ICHEC Appoints Dr Elise Jennings to EuroHPC Competence Centre

ICHEC has appointed Dr. Elise Jennings, to the position of Senior Computational Scientist (Research Fellow) with responsibility for the creation of an exascaling team as part of the European High Performance Computing (EuroHPC) Competence Centre for Ireland. The EuroHPC competency centre in Ireland is  managed by ICHEC. EuroHPC is a €1 billion Joint Undertaking between the EU and European countries to develop a World Class Supercomputing Ecosystem in Europe. 

Dr Jennings was formerly, Senior Computational Scientist at the Leadership Computing Facility (ALCF) at Argonne National Laboratory and an associate fellow at the Kavli Institute for Cosmological Physics (KICP) at the University of Chicago. Under her remit, the national competence centre will operate a programme of mentoring and upskilling for the most ambitious and scientifically accomplished academic groups in Ireland. This will enable Irish researchers to migrate from the national Tier-1 system to EuroHPC Tier-0 supercomputers in preparation for European exascale and beyond systems. 

J.C.Desplat, Director, ICHEC said;

 “The significance of this appointment is reflected in Dr. Jennings seniority and expertise and underscores our commitment to EuroHPC. By strengthening our complex computing capabilities and our involvement in leading projects at EuroHPC we will advance Ireland’s engagement in HPC and Supercomputing, widely recognised as essential for the next phase of digital transformation in industry and science.” 

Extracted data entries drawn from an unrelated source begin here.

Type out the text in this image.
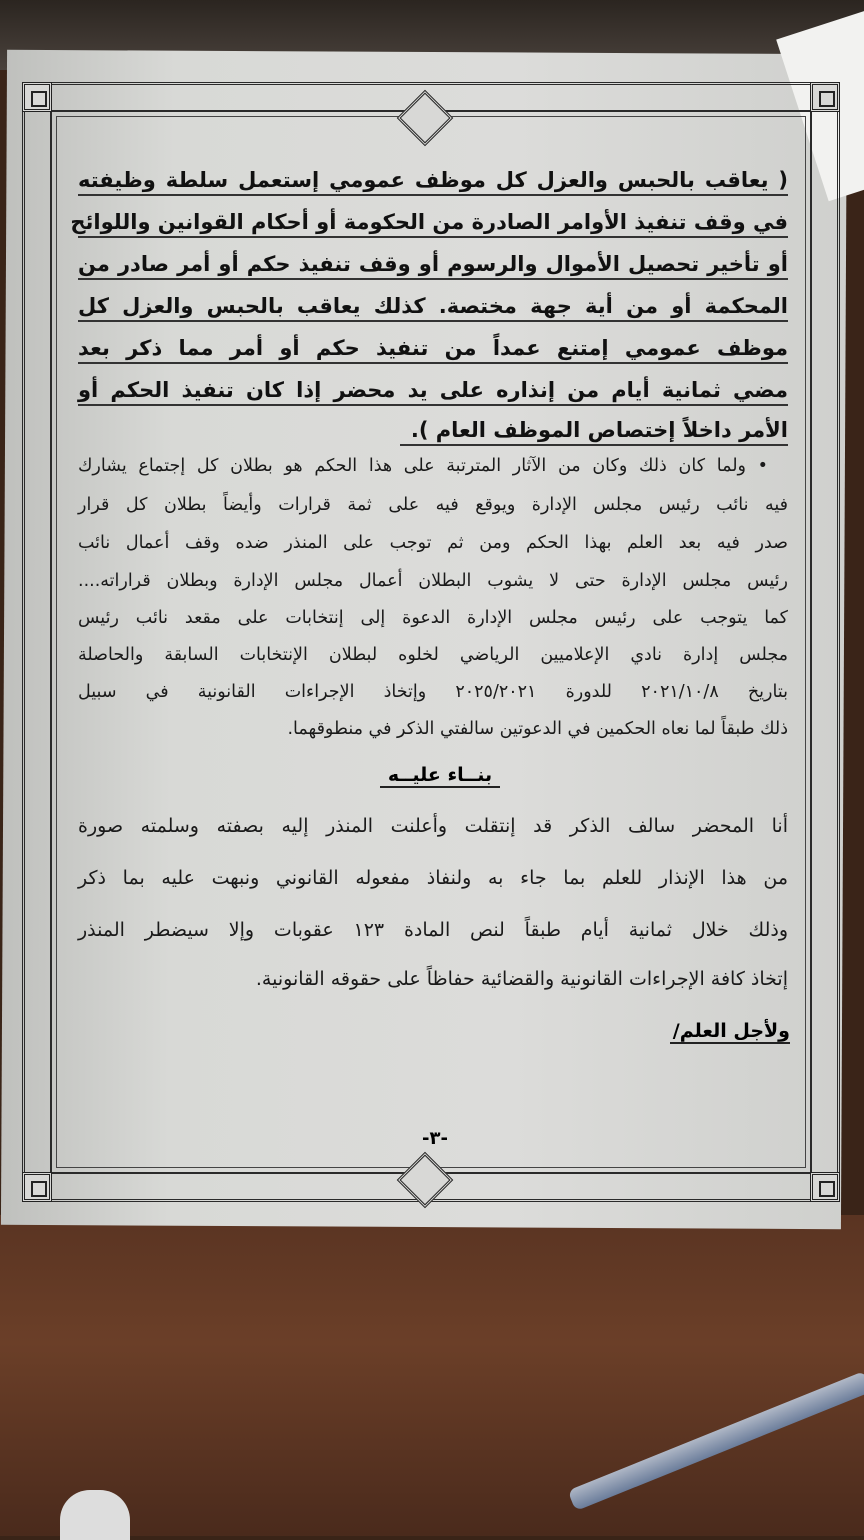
( يعاقب بالحبس والعزل كل موظف عمومي إستعمل سلطة وظيفته
في وقف تنفيذ الأوامر الصادرة من الحكومة أو أحكام القوانين واللوائح
أو تأخير تحصيل الأموال والرسوم أو وقف تنفيذ حكم أو أمر صادر من
المحكمة أو من أية جهة مختصة. كذلك يعاقب بالحبس والعزل كل
موظف عمومي إمتنع عمداً من تنفيذ حكم أو أمر مما ذكر بعد
مضي ثمانية أيام من إنذاره على يد محضر إذا كان تنفيذ الحكم أو
الأمر داخلاً إختصاص الموظف العام ).
• ولما كان ذلك وكان من الآثار المترتبة على هذا الحكم هو بطلان كل إجتماع يشارك
فيه نائب رئيس مجلس الإدارة ويوقع فيه على ثمة قرارات وأيضاً بطلان كل قرار
صدر فيه بعد العلم بهذا الحكم ومن ثم توجب على المنذر ضده وقف أعمال نائب
رئيس مجلس الإدارة حتى لا يشوب البطلان أعمال مجلس الإدارة وبطلان قراراته....
كما يتوجب على رئيس مجلس الإدارة الدعوة إلى إنتخابات على مقعد نائب رئيس
مجلس إدارة نادي الإعلاميين الرياضي لخلوه لبطلان الإنتخابات السابقة والحاصلة
بتاريخ ٢٠٢١/١٠/٨ للدورة ٢٠٢٥/٢٠٢١ وإتخاذ الإجراءات القانونية في سبيل
ذلك طبقاً لما نعاه الحكمين في الدعوتين سالفتي الذكر في منطوقهما.
بنــاء عليــه
أنا المحضر سالف الذكر قد إنتقلت وأعلنت المنذر إليه بصفته وسلمته صورة
من هذا الإنذار للعلم بما جاء به ولنفاذ مفعوله القانوني ونبهت عليه بما ذكر
وذلك خلال ثمانية أيام طبقاً لنص المادة ١٢٣ عقوبات وإلا سيضطر المنذر
إتخاذ كافة الإجراءات القانونية والقضائية حفاظاً على حقوقه القانونية.
ولأجل العلم/
-٣-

European citizens are already benefiting from many supercomputing applications in their everyday lives such as in the development of new medical therapies, advances in cybersecurity and defence, for understanding and responding to cyberattacks and for improving manufacturing processes. Supercomputing is also used to study climate change and for weather prediction,” he continued.

Commenting on her appointment Dr Jennings  said, "It is an exciting time for High Performance Computing (HPC) in science and I look forward to working with ICHEC on developing the national EuroHPC competence centre. My work has focused on a broad range of data-intensive science domains such as cosmology, astronomy, high energy physics and biology. These are active areas of development to exascale under the EuroHPC Joint Undertaking. I am excited at the prospect of engaging Irish research groups and industries as they develop competitive proposals for EuroHPC resources, and delivering HPC training for simulations and emerging scientific machine learning and deep learning methods. The significant investment the EU is making in this area more than hints at its future relevance for industry and science."

In addition to her previous roles at the Leadership Computing Facility (ALCF) at Argonne National Laboratory and the University of Chicago Dr. Jennings also led simulation and machine learning software development for the US Department of Energy (DOE) Office of Science INCITE program and the Argonne Data Science Program (ADSP) projects. Her experience includes working with industry partners Cray, NVIDIA, Intel, TAE Solutions, General Electric; and researchers at the University of Chicago, MIT, Harvard and the National Centre for Supercomputing (NCSA). Her work focuses on high performance computing (HPC), Bayesian inference, machine learning, deep learning and advanced analytical problem solving to accelerate discovery across scientific disciplines. 

About EuroHPC

The EuroHPC Joint Undertaking is a 1billion Euro joint initiative between the EU and European countries to develop a World Class Supercomputing Ecosystem in Europe. Established under Joint Undertaking (hereinafter “EuroHPC JU”), by Council Regulation (EU) 2018/14882 (hereinafter “Regulation”), the project aims to contribute to the ambition of value creation in the Union with the overall mission to develop, deploy, extend and maintain in the Union an integrated world class supercomputing and data infrastructure and to develop and support a highly competitive and innovative High Performance Computing (HPC) ecosystem. HPC, as described in the Joint Undertaking “is essential to address a wide range of key scientific, industrial and societal applications, such as for example in: earth science and climate change; secure, clean and efficient energy; health, demographic change and wellbeing; food security, sustainable agriculture, marine research and technologies and the bio-economy; pharmaceuticals and chemistry; aerospace and automotive; cybersecurity and defence; smart, green and integrated urban planning; cosmology and astrophysics.”